Migrants rescued by Topaz Responder Andreas Solaro/Getty Images

Connectivity and the Modern Refugee

For refugees, connectivity is not only a matter of survival; it also provides a route to self-reliance, boosting their own wellbeing and enabling them to contribute to their host communities. So it is vital that governments and the private sector ensure that the promise of Internet access for all includes displaced people.

GENEVA – They were fresh off the boat, the group of refugees I met this time last year. They had fled their homes in Syria, traveled halfway across Turkey, and placed their lives in the hands of a gang of people smugglers promising to get them to Europe. Despite all that they had endured, one of them told me, upon landing on the Greek island of Lesbos, that they had panicked only once during that perilous voyage: when their mobile phone signal disappeared.

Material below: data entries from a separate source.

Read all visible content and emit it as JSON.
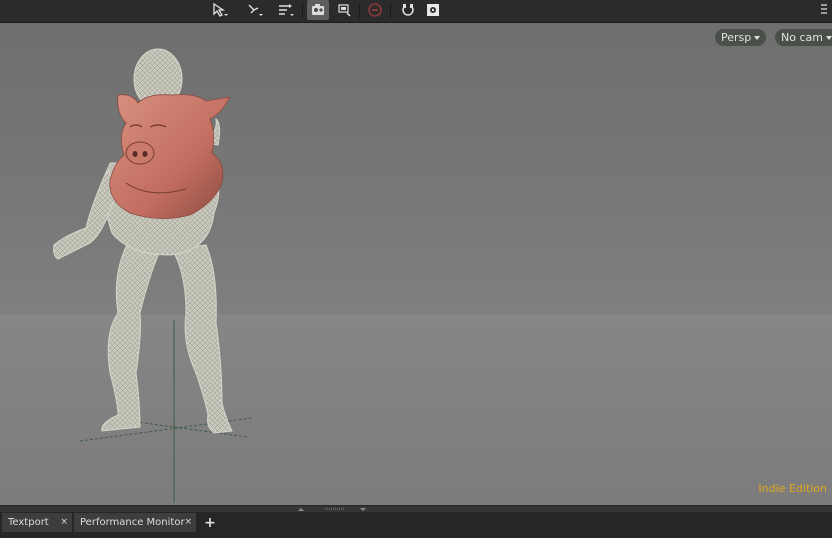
{
  "toolbar": {
    "tools": [
      {
        "name": "select-tool-icon"
      },
      {
        "name": "pose-tool-icon"
      },
      {
        "name": "handle-tool-icon"
      },
      {
        "name": "view-tool-icon"
      },
      {
        "name": "camera-tool-icon"
      },
      {
        "name": "record-icon"
      },
      {
        "name": "snap-icon"
      },
      {
        "name": "gear-icon"
      }
    ]
  },
  "viewport": {
    "projection_label": "Persp",
    "camera_label": "No cam",
    "edition_label": "Indie Edition",
    "edition_color": "#e0a81b",
    "subject": "pig-head-character"
  },
  "tabs": [
    {
      "label": "Textport",
      "close": "×"
    },
    {
      "label": "Performance Monitor",
      "close": "×"
    }
  ],
  "add_tab_label": "+",
  "colors": {
    "accent": "#e0a81b",
    "viewport_bg": "#7a7a7a",
    "pig_skin": "#c97a6a"
  }
}
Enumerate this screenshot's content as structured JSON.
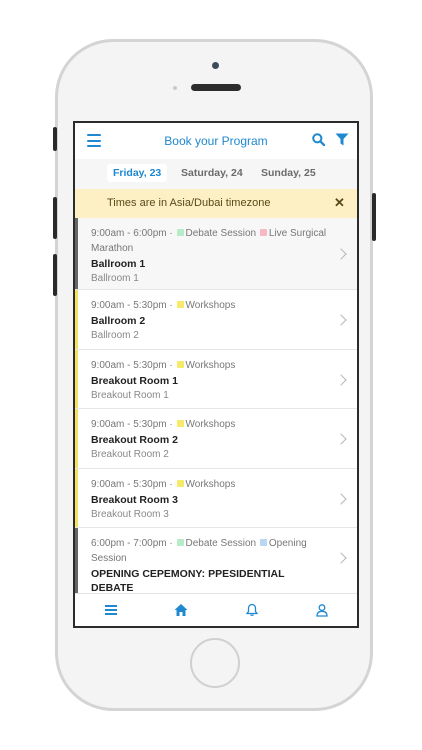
{
  "header": {
    "title": "Book your Program"
  },
  "day_tabs": [
    {
      "label": "Friday, 23",
      "active": true
    },
    {
      "label": "Saturday, 24",
      "active": false
    },
    {
      "label": "Sunday, 25",
      "active": false
    }
  ],
  "banner": {
    "text": "Times are in Asia/Dubai timezone",
    "close": "✕"
  },
  "colors": {
    "accent": "#1e88d0",
    "workshops": "#f7e96a",
    "debate_session": "#b7ecc9",
    "live_surgical": "#f7b7c3",
    "opening": "#b9d6f2",
    "yellow_bar": "#f2e35f",
    "gray_bar": "#666666"
  },
  "sessions": [
    {
      "time": "9:00am - 6:00pm ·",
      "tag1": "Debate Session",
      "tag2": "Live Surgical Marathon",
      "title": "Ballroom 1",
      "location": "Ballroom 1"
    },
    {
      "time": "9:00am - 5:30pm ·",
      "tag1": "Workshops",
      "title": "Ballroom 2",
      "location": "Ballroom 2"
    },
    {
      "time": "9:00am - 5:30pm ·",
      "tag1": "Workshops",
      "title": "Breakout Room 1",
      "location": "Breakout Room 1"
    },
    {
      "time": "9:00am - 5:30pm ·",
      "tag1": "Workshops",
      "title": "Breakout Room 2",
      "location": "Breakout Room 2"
    },
    {
      "time": "9:00am - 5:30pm ·",
      "tag1": "Workshops",
      "title": "Breakout Room 3",
      "location": "Breakout Room 3"
    },
    {
      "time": "6:00pm - 7:00pm ·",
      "tag1": "Debate Session",
      "tag2": "Opening Session",
      "title": "OPENING CEPEMONY: PPESIDENTIAL DEBATE"
    }
  ],
  "bottom_nav": [
    "list-icon",
    "home-icon",
    "bell-icon",
    "user-icon"
  ]
}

That signal, however weak, had been the refugees’ only link to the outside world. When it vanished – when they truly had no way to contact family, friends, or anyone who could help them – they were gripped by a sense of isolation and fear more intense than they had ever experienced. It is a feeling no one should have to endure ever again.

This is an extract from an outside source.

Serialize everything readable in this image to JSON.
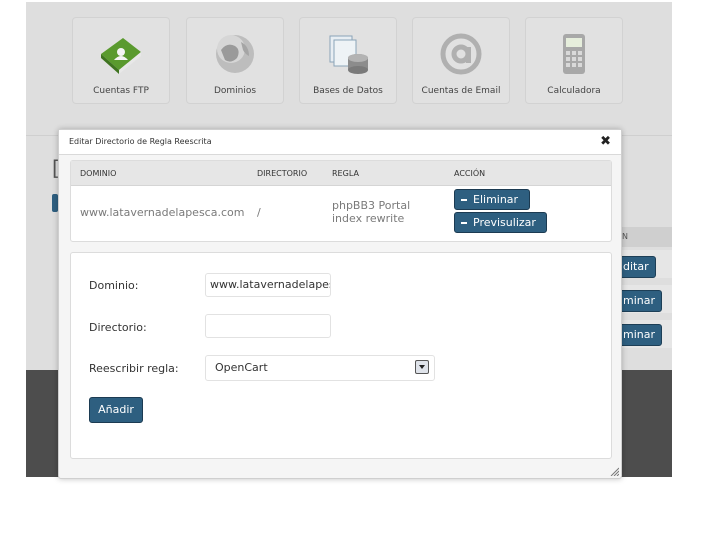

For most people in the industrialized world – and everyone at this year’s World Economic Forum Annual Meeting in Davos – connectivity is a fact of life. We have mobile phones, tablets, and computers, all linked to superfast – and accelerating – broadband networks. Add to that an ever-increasing number of social-media platforms, and we are always in contact with one another. Information flows so freely and relentlessly, in fact, that we tend to worry more about overload than scarcity.